The government today released a report outlining what it wants from a new international climate deal.
World leaders are due to meet in New York later this month to add impetus to negotiations, with a deal set to be agreed in Paris at the end of 2015.
Here’s what the UK is hoping for.
‘Fair’ commitments from all countries
The 70 page document makes it clear that the UK expects all countries to commit to making emissions cuts. It doesn’t expect all the commitments to be the same, however.
“Countries will need to make the low-carbon transition in a way that reflects their national situation, the opportunities available to them, and both their relative past and future contributions to climate change”, the report says.
It suggests a three-tiered system where countries make commitments based on their different levels of economic development. That wouldn’t be a radical departure from the current system. The United Nations Framework on Climate Change (UNFCCC) has already enshrined the idea of common but differentiated responsibilities in a similar way.
The world’s most advanced economies should seek to cut emissions by 34 to 74 per cent compared to 1990 levels by 2030, the report says. Such cuts should allow governments to keep their commitment of curbing warming to two degrees above pre-industrial levels. The report names the EU, US, Japan, Canada and Australia as actors it expects to adopt policies to meet this goal.
Developing economies are also be expected to make commitments, though to a lesser extent.
China needs to aim to cut emissions by 33 per cent by 2030 compared to 2010 levels, it says. The report is careful not to demand this target, however. Instead, the government simply “hope [China’s] commitment will reflect this”.
India’s emissions “are expected to grow in the near term”, the report says. But it recommends the country’s emissions peaking “around or shortly after 2030”.
The report doesn’t outline any specific targets for the world’s least developed economies. Instead, it says they should seek to “embark on low-carbon development pathways” with developed economies’ support.

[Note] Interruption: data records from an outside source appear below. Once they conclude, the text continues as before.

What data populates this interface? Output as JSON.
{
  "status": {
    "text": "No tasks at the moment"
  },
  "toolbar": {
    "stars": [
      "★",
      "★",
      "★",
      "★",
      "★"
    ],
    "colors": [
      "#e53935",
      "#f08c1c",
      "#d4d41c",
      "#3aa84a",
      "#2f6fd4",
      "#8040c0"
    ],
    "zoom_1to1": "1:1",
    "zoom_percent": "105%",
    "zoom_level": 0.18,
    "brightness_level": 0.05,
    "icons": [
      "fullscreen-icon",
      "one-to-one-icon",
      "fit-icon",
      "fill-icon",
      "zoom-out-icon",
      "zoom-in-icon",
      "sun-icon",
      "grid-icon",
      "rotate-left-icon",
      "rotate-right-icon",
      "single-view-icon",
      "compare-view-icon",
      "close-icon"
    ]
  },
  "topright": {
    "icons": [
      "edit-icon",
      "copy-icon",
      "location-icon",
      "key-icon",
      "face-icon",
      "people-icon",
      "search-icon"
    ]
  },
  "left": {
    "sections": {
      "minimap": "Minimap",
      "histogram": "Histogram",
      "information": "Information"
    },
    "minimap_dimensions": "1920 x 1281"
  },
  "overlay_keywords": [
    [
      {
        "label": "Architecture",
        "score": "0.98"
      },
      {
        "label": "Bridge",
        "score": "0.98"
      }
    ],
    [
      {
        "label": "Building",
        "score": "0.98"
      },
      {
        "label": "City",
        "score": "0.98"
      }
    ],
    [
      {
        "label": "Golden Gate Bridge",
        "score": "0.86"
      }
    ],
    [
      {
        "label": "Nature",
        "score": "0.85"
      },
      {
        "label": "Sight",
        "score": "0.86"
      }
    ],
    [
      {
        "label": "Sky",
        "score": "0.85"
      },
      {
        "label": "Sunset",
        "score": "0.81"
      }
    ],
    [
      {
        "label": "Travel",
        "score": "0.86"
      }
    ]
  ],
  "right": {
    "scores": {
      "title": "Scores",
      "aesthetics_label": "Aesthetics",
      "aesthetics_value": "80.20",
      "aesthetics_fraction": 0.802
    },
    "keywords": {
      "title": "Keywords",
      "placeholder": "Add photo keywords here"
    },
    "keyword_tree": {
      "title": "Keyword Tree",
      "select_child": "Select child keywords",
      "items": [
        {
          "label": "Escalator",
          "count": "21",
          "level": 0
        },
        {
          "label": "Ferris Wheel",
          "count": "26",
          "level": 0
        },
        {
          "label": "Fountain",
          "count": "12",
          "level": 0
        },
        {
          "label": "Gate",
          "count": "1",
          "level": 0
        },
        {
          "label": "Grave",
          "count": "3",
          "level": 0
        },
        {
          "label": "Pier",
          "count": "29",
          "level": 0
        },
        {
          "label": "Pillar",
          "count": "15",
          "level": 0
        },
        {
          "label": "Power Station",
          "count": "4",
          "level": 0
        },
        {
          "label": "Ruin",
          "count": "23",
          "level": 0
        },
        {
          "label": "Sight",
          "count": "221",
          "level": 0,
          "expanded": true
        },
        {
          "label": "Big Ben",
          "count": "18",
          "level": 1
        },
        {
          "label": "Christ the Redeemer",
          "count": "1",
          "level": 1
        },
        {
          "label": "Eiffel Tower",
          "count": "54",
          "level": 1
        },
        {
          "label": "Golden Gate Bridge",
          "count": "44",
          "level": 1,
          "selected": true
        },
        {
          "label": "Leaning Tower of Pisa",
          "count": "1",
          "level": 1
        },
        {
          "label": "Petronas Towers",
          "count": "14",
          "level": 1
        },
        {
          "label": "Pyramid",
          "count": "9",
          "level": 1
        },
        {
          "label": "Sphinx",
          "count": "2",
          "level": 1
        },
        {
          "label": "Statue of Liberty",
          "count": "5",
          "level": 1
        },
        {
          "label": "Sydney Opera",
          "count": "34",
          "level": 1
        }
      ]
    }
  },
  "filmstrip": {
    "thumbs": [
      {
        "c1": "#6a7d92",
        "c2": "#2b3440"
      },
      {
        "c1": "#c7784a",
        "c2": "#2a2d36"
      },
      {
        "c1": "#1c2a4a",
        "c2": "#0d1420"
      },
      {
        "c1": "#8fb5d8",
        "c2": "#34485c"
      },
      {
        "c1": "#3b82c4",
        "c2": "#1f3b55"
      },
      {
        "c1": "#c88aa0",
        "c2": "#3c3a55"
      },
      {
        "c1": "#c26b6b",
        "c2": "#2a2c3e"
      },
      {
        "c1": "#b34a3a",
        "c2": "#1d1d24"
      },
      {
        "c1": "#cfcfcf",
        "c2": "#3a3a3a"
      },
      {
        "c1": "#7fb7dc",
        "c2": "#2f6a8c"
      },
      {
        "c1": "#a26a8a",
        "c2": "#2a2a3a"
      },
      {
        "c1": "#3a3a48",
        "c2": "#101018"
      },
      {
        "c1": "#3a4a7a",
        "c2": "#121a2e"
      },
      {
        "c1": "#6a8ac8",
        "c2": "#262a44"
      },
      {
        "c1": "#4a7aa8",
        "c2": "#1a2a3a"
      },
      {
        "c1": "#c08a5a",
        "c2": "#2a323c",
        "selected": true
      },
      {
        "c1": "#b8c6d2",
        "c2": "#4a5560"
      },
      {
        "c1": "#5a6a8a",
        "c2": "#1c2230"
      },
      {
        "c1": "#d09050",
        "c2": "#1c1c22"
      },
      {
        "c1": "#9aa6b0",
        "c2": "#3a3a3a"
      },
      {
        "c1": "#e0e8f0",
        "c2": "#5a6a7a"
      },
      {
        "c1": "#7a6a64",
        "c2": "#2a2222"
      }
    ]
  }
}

The UK wants countries to set their own targets and choose how to meet them. Targets will “vary in type (e.g. economy wide targets, energy intensity targets, sectoral targets) and in the level of ambition”, the report says.
It says some countries could work towards cutting emissions by a set amount each year, while others could aim to make their economies less carbon intensive.
Countries should be encouraged to implement a suite of policies which suits their specific needs, the report says – from rolling out carbon trading, to implementing power plant emissions performance standards and fuel efficiency regulations.
The document also makes it clear the UK wants “a legally binding deal”. It doesn’t elaborate what form this could take, however.
One option is for it to be an international treaty, like the Kyoto Protocol that it is designed to replace. The US senate is unlikely to ratify such a deal, however.
Another option is for the new deal to stay as a non-ratified treaty, which the US and rest of the world takes as binding even without Senate ratification. How effective such a deal would be is debatable, however.
Instead, countries may seek a political accord similar to that signed at a previous meeting in Copenhagen. That would sidestep the US congress, but may not be seen as ambitious enough by some actors.
The UK has laid out its expectations, however vaguely, early on in the negotiation process. Only time will tell if it manages to get the deal it wants.